MSF juga bekerja di zona kesehatan Fizi, di dua rumah sakit dengan pusat isolasi di mana petugas medis harus merawat kasus campak dan mpox secara bersamaan, sehingga memerlukan area isolasi terpisah.
Mendiagnosis anak yang sakit dengan persediaan yang sangat terbatas, di daerah dengan penyakit campak, kolera, sanitasi yang buruk, dan sedikit akses ke gizi yang tepat atau air bersih, telah terbukti menjadi tantangan besar bagi para pekerja kesehatan yang kewalahan.

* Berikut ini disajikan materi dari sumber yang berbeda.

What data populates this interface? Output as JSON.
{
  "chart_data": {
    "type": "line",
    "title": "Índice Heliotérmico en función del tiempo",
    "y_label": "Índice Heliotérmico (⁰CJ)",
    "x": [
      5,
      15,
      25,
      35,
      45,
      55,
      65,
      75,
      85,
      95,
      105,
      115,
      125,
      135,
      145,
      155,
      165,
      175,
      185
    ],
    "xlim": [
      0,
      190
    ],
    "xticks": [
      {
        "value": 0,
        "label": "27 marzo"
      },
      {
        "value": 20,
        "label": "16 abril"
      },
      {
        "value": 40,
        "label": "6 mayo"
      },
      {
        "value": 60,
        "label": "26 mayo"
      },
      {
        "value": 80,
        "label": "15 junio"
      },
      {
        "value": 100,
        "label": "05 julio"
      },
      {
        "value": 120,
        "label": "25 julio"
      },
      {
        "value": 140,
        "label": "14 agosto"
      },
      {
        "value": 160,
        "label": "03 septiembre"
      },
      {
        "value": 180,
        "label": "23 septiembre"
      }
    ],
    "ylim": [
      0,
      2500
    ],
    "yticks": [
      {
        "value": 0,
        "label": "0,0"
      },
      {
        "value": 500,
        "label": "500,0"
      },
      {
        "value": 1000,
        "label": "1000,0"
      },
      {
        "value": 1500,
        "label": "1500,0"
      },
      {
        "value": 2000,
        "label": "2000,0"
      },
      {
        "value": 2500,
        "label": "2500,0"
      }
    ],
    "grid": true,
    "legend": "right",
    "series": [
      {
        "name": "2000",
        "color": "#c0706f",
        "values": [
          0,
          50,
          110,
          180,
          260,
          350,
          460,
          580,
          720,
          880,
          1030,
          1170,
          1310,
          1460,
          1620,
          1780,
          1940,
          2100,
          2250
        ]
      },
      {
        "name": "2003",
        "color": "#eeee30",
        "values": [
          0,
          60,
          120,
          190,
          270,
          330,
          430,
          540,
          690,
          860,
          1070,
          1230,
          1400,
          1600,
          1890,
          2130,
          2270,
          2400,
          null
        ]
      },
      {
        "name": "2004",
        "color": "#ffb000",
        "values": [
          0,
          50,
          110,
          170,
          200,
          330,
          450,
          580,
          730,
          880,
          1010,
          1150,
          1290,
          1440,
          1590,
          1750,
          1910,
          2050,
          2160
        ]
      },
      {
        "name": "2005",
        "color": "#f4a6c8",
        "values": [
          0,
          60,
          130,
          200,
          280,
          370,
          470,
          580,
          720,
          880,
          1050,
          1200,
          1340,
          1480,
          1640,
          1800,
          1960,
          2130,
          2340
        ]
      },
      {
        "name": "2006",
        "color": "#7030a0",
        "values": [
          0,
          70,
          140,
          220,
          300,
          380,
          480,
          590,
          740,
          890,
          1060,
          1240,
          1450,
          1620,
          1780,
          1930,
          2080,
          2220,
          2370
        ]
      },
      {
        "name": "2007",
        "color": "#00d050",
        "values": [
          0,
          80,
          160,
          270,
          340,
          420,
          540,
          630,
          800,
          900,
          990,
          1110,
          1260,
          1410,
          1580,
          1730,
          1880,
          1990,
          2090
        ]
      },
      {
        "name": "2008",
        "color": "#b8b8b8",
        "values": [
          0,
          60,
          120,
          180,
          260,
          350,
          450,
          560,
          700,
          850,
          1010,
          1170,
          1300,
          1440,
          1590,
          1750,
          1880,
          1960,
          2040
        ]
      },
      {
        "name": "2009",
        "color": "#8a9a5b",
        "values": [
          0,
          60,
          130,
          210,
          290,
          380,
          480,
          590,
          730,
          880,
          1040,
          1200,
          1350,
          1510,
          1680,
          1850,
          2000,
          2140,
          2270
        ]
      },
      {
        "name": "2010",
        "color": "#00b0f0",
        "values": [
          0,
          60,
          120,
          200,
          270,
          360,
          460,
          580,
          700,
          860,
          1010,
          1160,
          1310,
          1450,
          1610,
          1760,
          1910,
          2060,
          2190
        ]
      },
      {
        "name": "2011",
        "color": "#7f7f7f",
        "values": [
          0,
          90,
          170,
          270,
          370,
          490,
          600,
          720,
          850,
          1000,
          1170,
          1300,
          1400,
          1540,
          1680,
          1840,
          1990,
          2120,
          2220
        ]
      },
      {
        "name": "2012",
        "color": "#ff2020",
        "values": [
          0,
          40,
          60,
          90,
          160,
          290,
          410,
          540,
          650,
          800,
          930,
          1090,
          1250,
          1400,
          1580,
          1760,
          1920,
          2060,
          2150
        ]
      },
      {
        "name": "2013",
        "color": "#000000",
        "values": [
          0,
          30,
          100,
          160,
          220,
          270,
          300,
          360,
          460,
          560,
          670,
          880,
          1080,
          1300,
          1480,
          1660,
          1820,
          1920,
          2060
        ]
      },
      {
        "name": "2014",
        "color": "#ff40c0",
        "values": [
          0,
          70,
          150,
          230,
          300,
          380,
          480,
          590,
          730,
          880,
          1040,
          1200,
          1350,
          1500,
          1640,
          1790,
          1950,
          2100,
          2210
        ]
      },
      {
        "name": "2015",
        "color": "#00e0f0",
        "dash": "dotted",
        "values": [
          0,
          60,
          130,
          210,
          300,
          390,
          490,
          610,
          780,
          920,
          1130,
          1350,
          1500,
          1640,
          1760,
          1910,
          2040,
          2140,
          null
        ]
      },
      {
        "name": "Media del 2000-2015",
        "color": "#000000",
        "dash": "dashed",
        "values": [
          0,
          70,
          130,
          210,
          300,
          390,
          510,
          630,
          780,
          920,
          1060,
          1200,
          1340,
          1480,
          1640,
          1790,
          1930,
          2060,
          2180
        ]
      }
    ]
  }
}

“Cairan perlu diambil dari lesi oleh petugas kesehatan dengan alat pelindung, diangkut dalam kotak pendingin di jalan yang sering kali tidak ada atau tergenang air ke ibu kota Bukavu untuk diuji di laboratorium. Ini saja sudah sangat sulit, lalu kami perlu stok kartrid PCR yang mahal untuk menguji mpox,” jelasnya, menyoroti tantangan logistik.
“Kami ingin melakukan pelacakan kontak,” Nagtzaam menambahkan, “tetapi tidak ada cukup uang untuk menguji kontak dekat.”
Kekurangan vaksin mpox yang sangat besar di Afrika
CDC Afrika mengatakan bulan lalu bahwa mereka telah memulai pembicaraan dengan Bavarian Nordic tentang pembuatan vaksin mpox di Afrika. Kaseya dari CDC mengatakan bahwa pengalihan teknologi yang dibutuhkan untuk melakukan itu ke Afrika akan memangkas biaya vaksin hingga 80-90% di benua itu.
Sebanyak 250.000 dosis vaksin yang saat ini tersedia di Kongo jauh dari jumlah 3,5 juta yang menurut Menteri Kesehatan negara itu Samuel-Roger Kamba sangat dibutuhkan untuk membendung penyebaran virus.
Penetapan mpox oleh WHO bulan lalu sebagai “darurat kesehatan masyarakat yang menjadi perhatian internasional” sebagian dimaksudkan untuk memacu negara-negara di seluruh dunia agar membantu dalam tanggapan di Kongo dan negara-negara miskin lainnya, serta untuk mempersiapkan tindakan darurat mereka sendiri.
Jerman, Belgia, dan Prancis mengatakan mereka masing-masing akan menyumbangkan 100.000 vaksin, menurut Kaseya. Pada hari Rabu, kantor berita Reuters mengutip juru bicara pemerintah Kanada yang mengatakan negara itu akan mengirimkan 200.000 dosis.
Janji bantuan itu muncul setelah kritik ditujukan kepada negara-negara maju saat negara-negara Afrika bergulat dengan wabah mpox terakhir pada tahun 2022, saat mereka tidak memiliki vaksin.
Pejabat kesehatan Afrika mengatakan kepada CBS News bahwa beberapa negara masih belum transparan tentang jumlah dosis vaksin yang mereka miliki.